Rodziców Sebastiana nie trzeba było namawiać, by doskonalili te wyjątkowe predyspozycje syna. Chłopiec także nie mógł się doczekać gry pod kierunkiem fachowca. W 1997 roku Tomasz Waldziński, już jako absolwent uczelni ze specjalnością trenera tenisa ziemnego, rozpoczął pracę z Sebastianem. Na początku skoncentrowali się na eliminacji błędów technicznych i ćwiczeniach ogólnorozwojowych. Poszło ostro. Cztery razy w tygodniu tenis, dwa razy biegi itp.
- Czasem miałem tego wszystkiego dość i mówiłem, że wolę umrzeć niż grać - opowiada Sebastian. - Ale nie chciałem się poddać. Już nie mogłem bez tego żyć.
- Z każdym treningiem coraz bardziej widać było, że, jak to się określa w sporcie, chłopiec ma charakter do tenisa: spokój wewnętrzny, koncentracja, konsekwencja, wola walki - mówi Tomasz Waldziński.

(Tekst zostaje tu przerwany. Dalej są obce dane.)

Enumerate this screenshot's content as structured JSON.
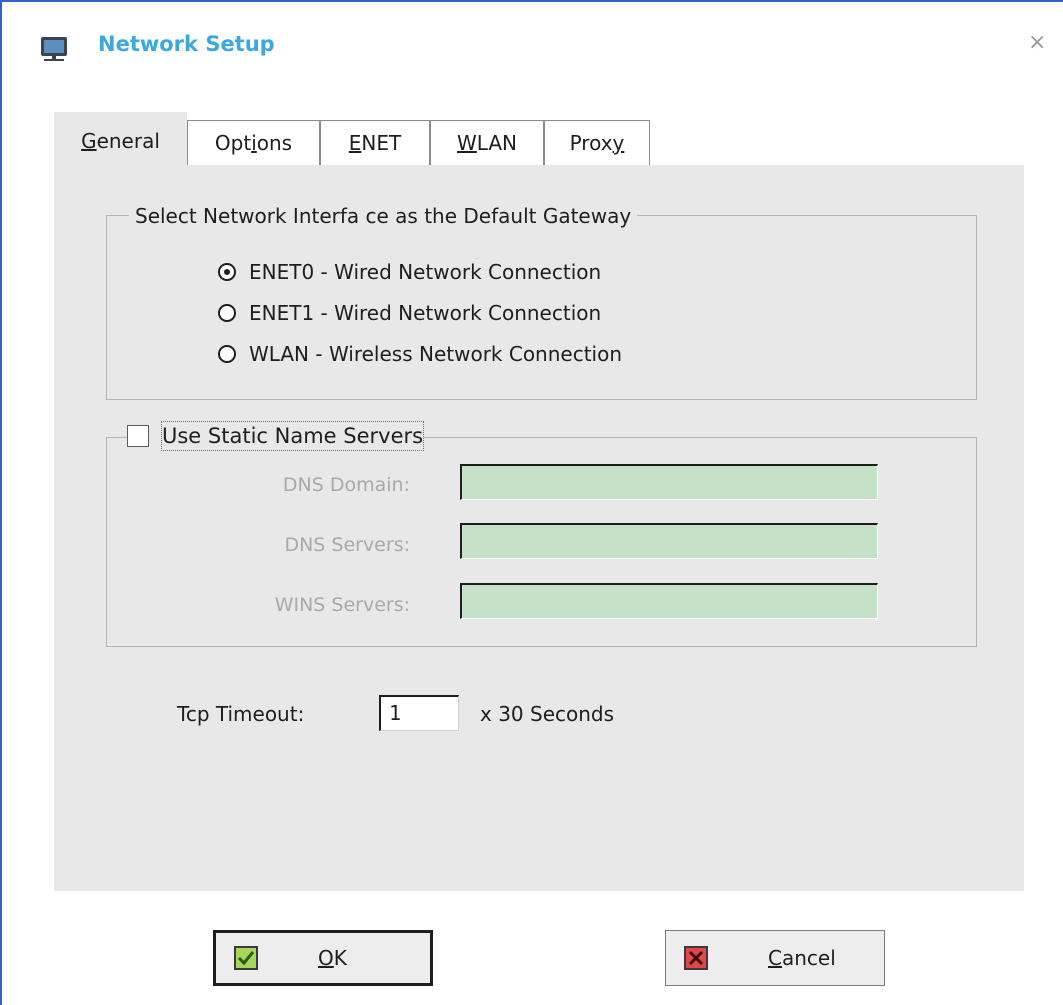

Do najważniejszych sukcesów Sebastiana w 1998 roku należą: trzecie miejsce w Letnich Mistrzostwach Polski w Pabianicach, zwycięstwo w Halowych Mistrzostwach Makroregionu Mazursko-Warszawskiego, trzecie miejsce w Ogólnopolskim Turnieju Klasyfikacyjnym w Toruniu i trzecie w Międzynarodowym Turnieju Klasyfikacyjnym w Krakowie. Pokonał konkurentów z dużych miast, gdzie mają możliwość rozwoju sportowego talentu. Sebastian jako łomżanin musi pokonywać dodatkowe trudności. Między innymi nie ma tu do gry partnera w swoim wieku i sponsora. Tenis ziemny to sport widowiskowy, ale też bardzo kosztowny. Za godzinę wynajęcia sali na trening w hali przy Szkole Podstawowej nr 9 trzeba zapłacić około 100 złotych. Rakieta dobrej firmy (muszą być trzy na zmianę) kosztuje 700 złotych, dwie pary butów (na kort i halę) oraz strój i dres są po 300 - 400 złotych. Do tego dochodzą comiesięczne wyjazdy na turnieje, co za każdym razem kosztuje rodziców około 1200 złotych. Na szczęście, do woli może trenować w sali gimnastycznej III Liceum Ogólnokształcącego, gdzie Tomasz Waldziński pracuje jako nauczyciel wychowania fizycznego.
Tenisowym idolem Sebastiana jest Chilijczyk Marcello Rios. Ten ma charakter: "gryzie do końca". I z niego Sebastian bierze przykład, co niejednokrotnie zaskakuje tenisową publiczność.
- Zawsze wychodzę na mecz po to, żeby wygrać - mówi. - A kiedy mi się nie uda, tłumaczę sobie: on miał swój lepszy dzień, ale i ja też będę miał taki. I to moja krótka piłka będzie górą.